This former long-standing chemist’s became a pub in 1967. From 1992, it was called the Olde King and Castle. The ‘King’ refers to the bust of Edward VII above the entrance to the adjacent passageway, where there is an engraving of Windsor Castle.
Text about the history of The King and Castle.
The text reads: The name of this Wetherspoon pub is not ancient, although names relating to the unique historical connections between Windsor and the English monarchy are naturally abound in the town.
Windsor is the oldest and largest occupied castle in the world. The site, high above the Thames, was chosen by William the Conqueror to guard the western approaches to London. Henry II rebuilt the original wooden structure in stone in the 1170s, and it was extended in the 1360s by Edward III. The castle’s present appearance owes much to the alterations made by George IV in the 1820s.
The massive Curfew Tower looms over this part of Thames Street. It was built in 1227 and refaced in the 1860s.

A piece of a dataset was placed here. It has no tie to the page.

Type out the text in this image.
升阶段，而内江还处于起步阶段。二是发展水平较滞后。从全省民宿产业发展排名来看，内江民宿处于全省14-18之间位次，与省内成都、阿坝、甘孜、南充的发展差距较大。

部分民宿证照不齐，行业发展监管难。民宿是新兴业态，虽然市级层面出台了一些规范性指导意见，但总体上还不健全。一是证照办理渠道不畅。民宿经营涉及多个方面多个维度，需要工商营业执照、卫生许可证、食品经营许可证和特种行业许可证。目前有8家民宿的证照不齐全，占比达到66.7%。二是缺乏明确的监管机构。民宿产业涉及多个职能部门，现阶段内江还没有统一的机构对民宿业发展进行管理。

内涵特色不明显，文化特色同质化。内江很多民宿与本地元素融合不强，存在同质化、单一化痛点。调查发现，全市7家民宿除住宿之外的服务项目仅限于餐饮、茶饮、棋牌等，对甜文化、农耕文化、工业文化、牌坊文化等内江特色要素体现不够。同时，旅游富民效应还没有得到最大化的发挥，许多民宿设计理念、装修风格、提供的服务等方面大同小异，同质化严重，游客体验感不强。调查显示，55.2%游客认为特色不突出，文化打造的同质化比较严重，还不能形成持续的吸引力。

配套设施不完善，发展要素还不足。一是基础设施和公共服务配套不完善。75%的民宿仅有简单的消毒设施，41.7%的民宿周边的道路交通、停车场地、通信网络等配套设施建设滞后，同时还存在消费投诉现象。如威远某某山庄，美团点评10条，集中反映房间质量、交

The street was known for centuries as Bishop’s Street, until renamed Thames Street in the late 18th century.
This building was, from 1901 until 1967, occupied by Boots, and they had purchased it from a chemist chain called Days. There are symbols relating to chemists and chemistry of the façade above the first floor windows.
Jesse Boot, founder of the Boots chain, donated the passage alongside this pub which, despite being known locally as Boots Passage, is officially the King Edward Gateway. It has a bust of the King above the entrance.
Prints and text about the castle.
The text reads: The first royal residence was a grand hunting lodge, two miles away in Old Windsor. In the 11th century William the Conqueror chose a hilly site overlooking the River Thames to build a wooden fortress on the site of the present castle.
Walter Fitz Other was appointed as the first constable of the castle, which has been rebuilt over the centuries. Today, it is the largest surviving castle in Europe.
The castle’s massive Curfew Tower looms over the building that you are now in. The tower was built in 1227 and refaced in the 1860s. The upper part contains the castle bells, and a steep flight of stairs leading to a clock made in 1689 by a native of Windsor. Under the tower there is a Sally Port, designed as a secret entrance in time of siege.
Text about the castle and the kings.
The text reads: The Saxons first put down roots here in the 7th century. Their settlement, called Windlesora, was situated at Old Windsor. The present town, New Windsor, grew up around William the Conqueror’s wooden fort, built soon after the invasion of 1066.
The Normans were quick to establish a ring of castles around London, at a day’s march from their centre at the Tower of London. Since the time of the Conquest, Windsor Castle has been continuously used by the kings of England as palace, prison and burial place.
King John stayed at the castle during the negotiations that preceded the signing of the Magna Carta at Runneymede.
King Edward III, born in the castle in 1312, was a great builder here and holder of tournaments, councils and ceremonies. He kept prisoner in the castle both King John of France and King David of Scotland and, in imitation of the legendary King Arthur, had the Round Tower built to house a round table for his Most Notable Order of the Garter, the chivalrous pick of all his knights.
In 1390 King Richard II appointed Geoffrye Chaucer to oversee repairs to the chapel. In 1416, during the reign of King Henry V, the Emperor Sigismund was entertained here, and brought as an offering the heart of St George, which was kept in the chapel until the Reformation.
King Edward IV was the first monarch to be buried at the castle. His coffin was uncovered in 1789 by workmen. When it was opened the skeleton inside measured well over six feet – a giant for those days!
Queen Elizabeth I spent lavishly on the castle, and it is said, persuaded Shakespeare to write a play about Falstaff in love, which became the Merry Wives of Windsor.
King Charles I was held prisoner here by Cromwell’s Parliamentarians, before being taken to London in January 1649 and executed at Whitehall. His body was then brought back here for burial. The vault of King Henry VIII (who laid down in his will that he was to be buried alongside wife number three Jane Seymour) was opened, and Charles joined his illustrious ancestor.
Charles’ son, King Charles II, had the state apartments remodelled to designs by Sir Christopher Wren.
When King James II, son of Charles II, was driven out of the country by William of Orange in the bloodless revolution of 1688, it was at Windsor that the invited Protestant usurper held council with his supporters before deposing the Catholic King James.
The castle fell into disrepair under the first two Georges, but King George III and IV, and King William IV, restored it, removing almost all trace of the older building.
This takes us up to the long reign of Queen Victoria, under whom Britain entered the 10th century. The castle is now fast approaching its 950th anniversary.
A print of the curfew tower.
An English Heritage blue plaque.
The plaque reads: King Edward VII Gateway
Generously donated to the citizens of Windsor by Sir Jesse Boot and opened by Princess Alice Countess of Athlone in January 1921.
The bust of Edward VII above the entrance, along with other engravings.
A B symbol relating to Boots the Chemists.
External photograph of the building – main entrance.